No word on whether Trump pops a Tic-Tac before pulling the person in closer than they would really like to be.

4. He has a 10-year-old’s mentality about bodily functions.

Especially the notion that women have bodily functions. He has made weird comments in interviews about being blissfully unaware of whether his wife Melania has ever used the toilet. And when Hillary Clinton had to use the ladies room (at least, we think that’s where she went) before a debate, he called it “disgusting.” He used the same word about a female lawyer who needed to excuse herself to pump breast milk to feed her infant. That is not what Trump seems to think breasts are for and he finds it repellent.

Ten is the age Melania Trump suggested Trump acts sometimes, and that was part of her explanation to Anderson Cooper about why Trump bragged to Billy Bush that women just let him “grab them by the pussy.” Melania knows what 10-year-olds are like, since her son Barron is also 10.

5. He doesn’t have any pets.

Trump will be the first president in 150 years not to have a pet, if you count James Polk’s horses.
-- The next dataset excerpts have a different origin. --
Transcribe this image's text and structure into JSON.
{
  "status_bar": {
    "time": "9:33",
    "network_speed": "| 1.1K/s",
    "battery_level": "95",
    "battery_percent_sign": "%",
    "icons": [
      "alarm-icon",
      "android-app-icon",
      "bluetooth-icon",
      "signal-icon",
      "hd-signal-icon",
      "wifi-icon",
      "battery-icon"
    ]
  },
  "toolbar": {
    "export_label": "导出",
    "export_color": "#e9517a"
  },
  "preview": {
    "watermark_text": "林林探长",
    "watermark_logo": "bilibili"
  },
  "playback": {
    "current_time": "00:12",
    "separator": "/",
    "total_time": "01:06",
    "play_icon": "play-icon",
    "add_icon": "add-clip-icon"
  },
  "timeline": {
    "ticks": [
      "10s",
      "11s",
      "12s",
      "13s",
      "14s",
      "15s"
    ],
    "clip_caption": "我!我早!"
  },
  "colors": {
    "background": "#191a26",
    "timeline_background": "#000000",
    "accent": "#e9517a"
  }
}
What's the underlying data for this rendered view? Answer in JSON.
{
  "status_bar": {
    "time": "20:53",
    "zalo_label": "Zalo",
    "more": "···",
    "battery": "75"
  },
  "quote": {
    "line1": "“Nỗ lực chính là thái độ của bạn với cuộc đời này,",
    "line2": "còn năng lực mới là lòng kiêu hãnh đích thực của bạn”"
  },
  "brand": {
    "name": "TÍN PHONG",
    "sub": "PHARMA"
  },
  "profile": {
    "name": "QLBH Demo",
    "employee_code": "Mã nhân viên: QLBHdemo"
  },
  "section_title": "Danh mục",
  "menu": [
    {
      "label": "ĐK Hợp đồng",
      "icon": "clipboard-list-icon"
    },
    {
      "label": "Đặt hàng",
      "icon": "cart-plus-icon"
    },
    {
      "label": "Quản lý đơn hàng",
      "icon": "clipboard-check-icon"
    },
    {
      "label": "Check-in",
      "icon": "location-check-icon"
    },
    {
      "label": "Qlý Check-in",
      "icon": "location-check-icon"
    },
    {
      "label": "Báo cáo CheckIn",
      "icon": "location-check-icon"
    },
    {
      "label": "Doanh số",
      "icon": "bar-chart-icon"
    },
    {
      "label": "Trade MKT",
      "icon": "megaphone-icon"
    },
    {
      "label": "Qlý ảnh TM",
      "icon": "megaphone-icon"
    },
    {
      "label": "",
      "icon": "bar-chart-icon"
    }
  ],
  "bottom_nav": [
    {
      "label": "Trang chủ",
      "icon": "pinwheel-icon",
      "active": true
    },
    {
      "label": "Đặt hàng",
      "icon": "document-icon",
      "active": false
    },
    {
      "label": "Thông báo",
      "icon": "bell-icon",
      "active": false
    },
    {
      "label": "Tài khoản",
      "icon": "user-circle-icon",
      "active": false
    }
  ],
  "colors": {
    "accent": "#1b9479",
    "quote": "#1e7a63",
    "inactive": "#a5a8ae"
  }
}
It does not even appear that Trump likes animals much, if his family's enthusiasm for trophy hunting is any indication.

He has been publicly criticized by the Humane Society of the United States for having cozy relationships with anti-animal welfare zealots who rake in profits from puppy mills, agribusiness, trophy hunting, factory farming and horse slaughterhouses.

Being a self-confessed clean-hands freak may be part of the reason Trump dislikes animals, and certainly his run-in with a bald eagle did not help warm him up to animals. Recent science has shown that caring for animals is a big part of what teaches us empathy, since domesticated animals are completely dependent on human beings.

6. He has bizarre ideas about exercise and sleep. 

We already know that Trump does not have much regard for science as he gears up to gut climate change mitigation and voices the view that vaccines might cause autism. But he also does not hold much stock in basic common sense or the recommendation of health professionals.

The fast-food-loving germophobe-in-chief also has some notion that exercise is bad for you. This may be based on some theory that the human body is like a battery, and if you use up the energy it’s all gone, or because he has had friends who have needed knee surgery because of working out. Trump also tends to latch onto one example and overgeneralize: If there is a cold day he thinks climate change is a hoax, and if someone he knows had a cute baby after considering an abortion, it means all women should be punished for having abortions.

Trump also seems to think that needing sleep shows weakness, and claims only to sleep three or four hours a night, which leaves him plenty of time to tweet at people who have affronted him.

“I’m a guy who lies awake and thinks and plots,” he told New York magazine in 1992, somewhat terrifyingly. Among the things he likes to plot, he said, are revenge strategies. Adequate sleep is tied to mental health, and what Trump expressed smacks more than a little of paranoid tendencies, but don’t take it from us. Three professors of psychiatry are also concerned about Trump’s mental fitness to be president.

7. The suit thing.

Trump is never seen in anything but a suit, and since he doesn’t sleep much, he probably doesn’t even don silk pajamas at night, a la Hugh Hefner.

A suit is fitting attire for a businessman, but he reportedly also violently demanded that his college-age son wear a suit to a baseball game by one account. Donald Jr.’s college dorm mate recounted the story on Facebook during the campaign. "Don Jr. opened the door, wearing a Yankee jersey,” Scott Melker, now a Florida Realtor, wrote. “Without saying a word, his father slapped him across the face, knocking him to the floor in front of all of his classmates. He simply said 'put on a suit and meet me outside,' and closed the door."

Don Jr. was a freshman at the time, and yes, they were going to a Yankees game.

None of the Trump sons have been seen in anything but suits ever since, except when big-game hunting in Africa. Ten-year-old Baron is sometimes seen in a polo shirt, though even he is often seen in a suit, which is weird.